What is special about the Czech way of tackling the spread of coronavirus is the mandatory face protection in public. First it was recommended by some of the scientists, then by influencers and for the past couple weeks it actually became illegal to be without a face mask or at least a scarf covering your mouth and nose when in public.

Because of the lack of protective gear available (the government is under huge wave of criticism for not providing even the hospitals or senior homes), people started sewing their own masks from fabric at home. Restaurants, theaters, and senior homes turned into sewing places overnight. There are so called “face-mask trees” where those in need can take a mask made by their neighbors. While these masks are not able to protect the person wearing them from catching the virus, they can partially protect people from spreading it. Therefore the motto is:

“My mask protects you, your mask protects me.”

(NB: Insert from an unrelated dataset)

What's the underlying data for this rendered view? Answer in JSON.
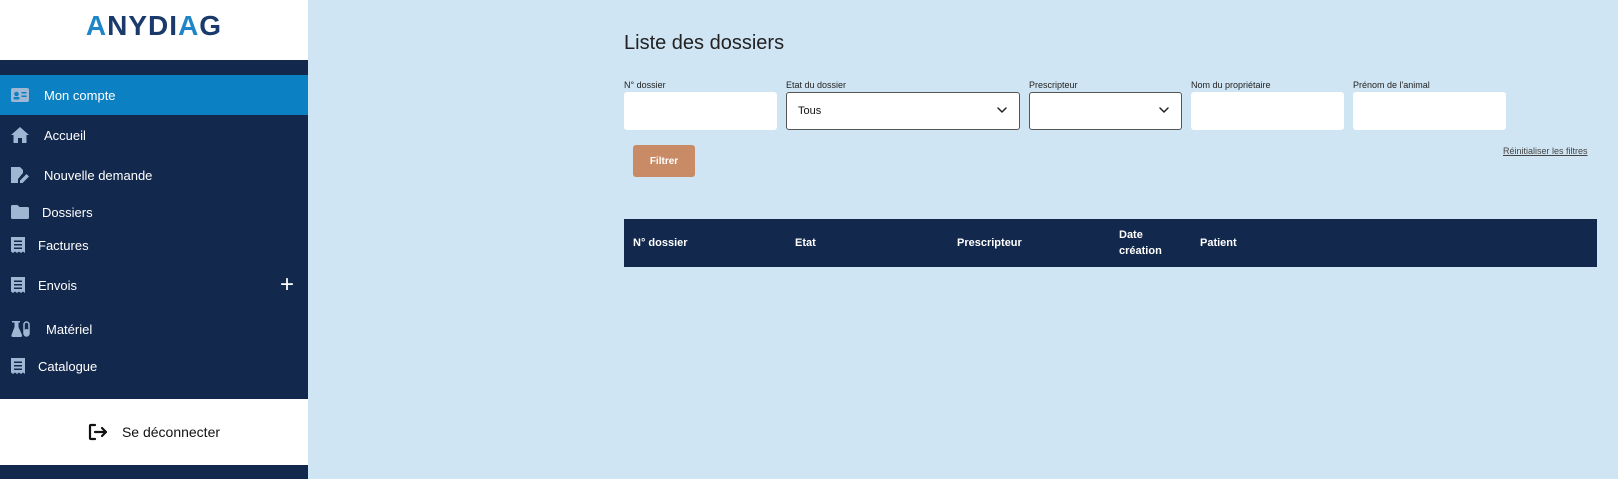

Radka was a reporter at the Goat during the spring and summer of 2011. She lives in Prague.



By Josh Keil

For weeks Hong Kongers have watched the COVID-19 pandemic unfold from a safe distance. The closure of the China-Hong Kong border and mandatory quarantine measures implemented in late January contained the spread of the virus. Even before the government measures, people in Hong Kong were already implementing strict personal hygiene measures like wearing a facemask, constant use of hand sanitizer and hand washing. Restaurants and gyms took patrons’ temperatures each time they entered, and if it was high would be refused entry and told to see a doctor. The normally bustling sidewalks in early February were empty, as many people took social distancing seriously. This led to very low rates of infection in Hong Kong, as up until early March the numbers were under 200 people infected in a city of just over 7 million. People in Hong Kong were feeling confident and as the weeks went on with only a trickle of new cases, people began to go out; dim sum restaurants filled with elderly socializing and drinking tea, gyms were packed, and restaurants and bars open for business.

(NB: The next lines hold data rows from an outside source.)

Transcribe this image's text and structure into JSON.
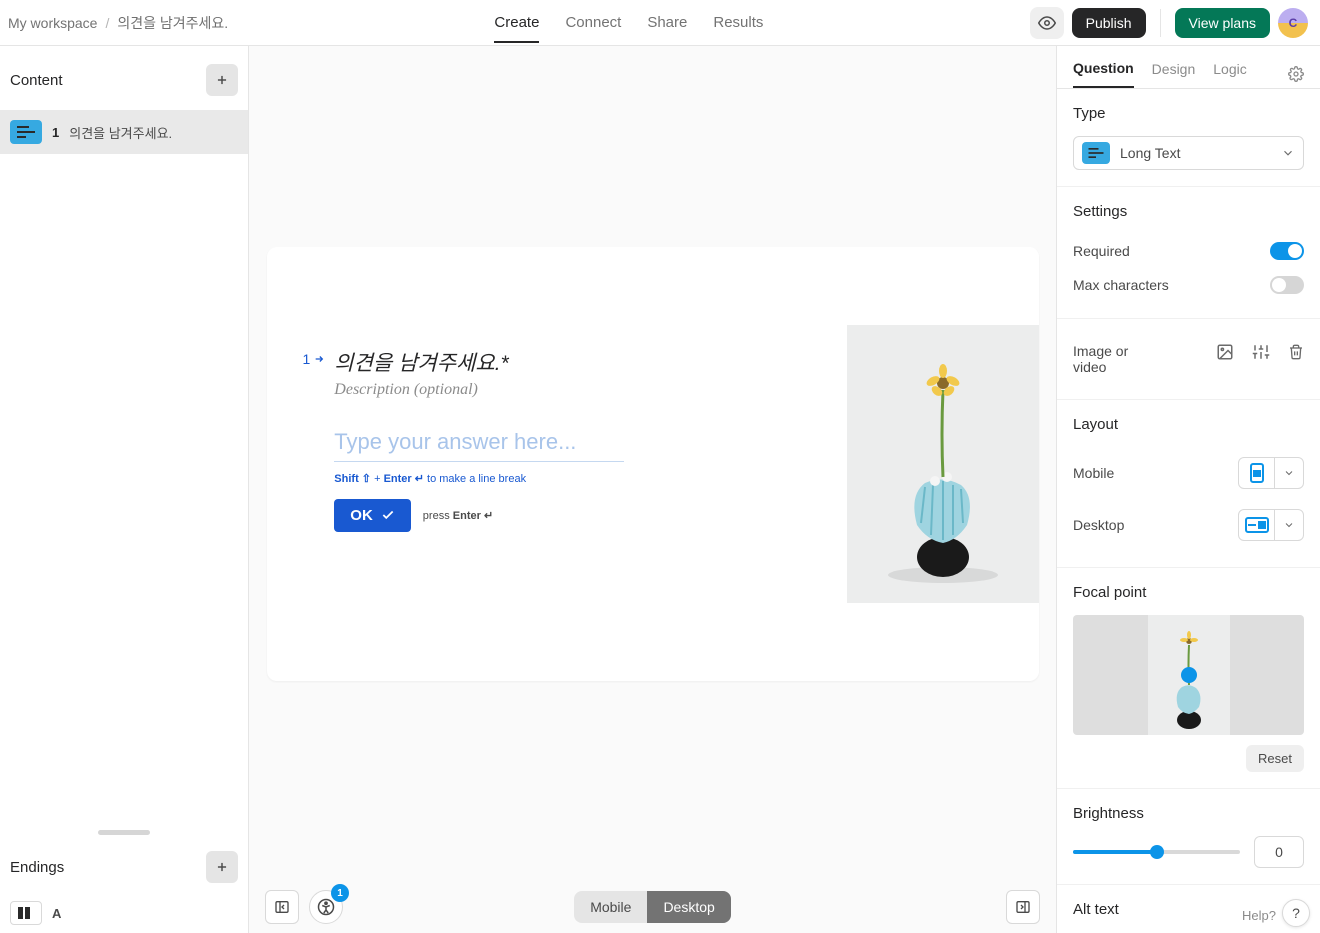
{
  "breadcrumb": {
    "workspace": "My workspace",
    "sep": "/",
    "title": "의견을 남겨주세요."
  },
  "topnav": {
    "create": "Create",
    "connect": "Connect",
    "share": "Share",
    "results": "Results"
  },
  "topbtns": {
    "publish": "Publish",
    "viewplans": "View plans",
    "avatar": "C"
  },
  "left": {
    "content_header": "Content",
    "q1_num": "1",
    "q1_title": "의견을 남겨주세요.",
    "endings_header": "Endings",
    "ending_letter": "A"
  },
  "canvas": {
    "q_index": "1",
    "q_text": "의견을 남겨주세요.",
    "q_required_mark": "*",
    "q_desc": "Description (optional)",
    "answer_placeholder": "Type your answer here...",
    "hint_shift": "Shift ⇧",
    "hint_plus": " + ",
    "hint_enter": "Enter ↵",
    "hint_rest": " to make a line break",
    "ok": "OK",
    "press": "press ",
    "press_enter": "Enter ↵"
  },
  "bottombar": {
    "mobile": "Mobile",
    "desktop": "Desktop",
    "a11y_count": "1"
  },
  "right": {
    "tabs": {
      "question": "Question",
      "design": "Design",
      "logic": "Logic"
    },
    "type_label": "Type",
    "type_value": "Long Text",
    "settings_label": "Settings",
    "required": "Required",
    "maxchars": "Max characters",
    "iv_label": "Image or video",
    "layout_label": "Layout",
    "layout_mobile": "Mobile",
    "layout_desktop": "Desktop",
    "focal_label": "Focal point",
    "reset": "Reset",
    "brightness_label": "Brightness",
    "brightness_value": "0",
    "alttext_label": "Alt text",
    "help": "Help?"
  }
}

Since then the spread of the virus globally has triggered a “second wave” of infections as Hong Kong residents returned from Europe and North America where infection rates have skyrocketed. Many of those returning were students coming home after school closures, leading to a doubling of new cases in the past week or so. This has triggered new protocols to stop the spread of the virus. However the implementation has been haphazard and appears arbitrary and random. For instance, as of March 28th, you can go out to a nightclub or bar, as long as you are in a group of four or less, or sing karaoke and play mahjong at a parlour with no restrictions. You can’t go to a movie theater, gym, or use any of the city’s leisure or cultural services including museums, concert halls or sports equipment. Soccer goals, basketball hoops, children’s playgrounds, and even outdoor ping-pong tables are covered in restrictive “no entry” tape.

Josh was a nutrition columnist for the Goat from 2012-2013 and lives in Hong Kong.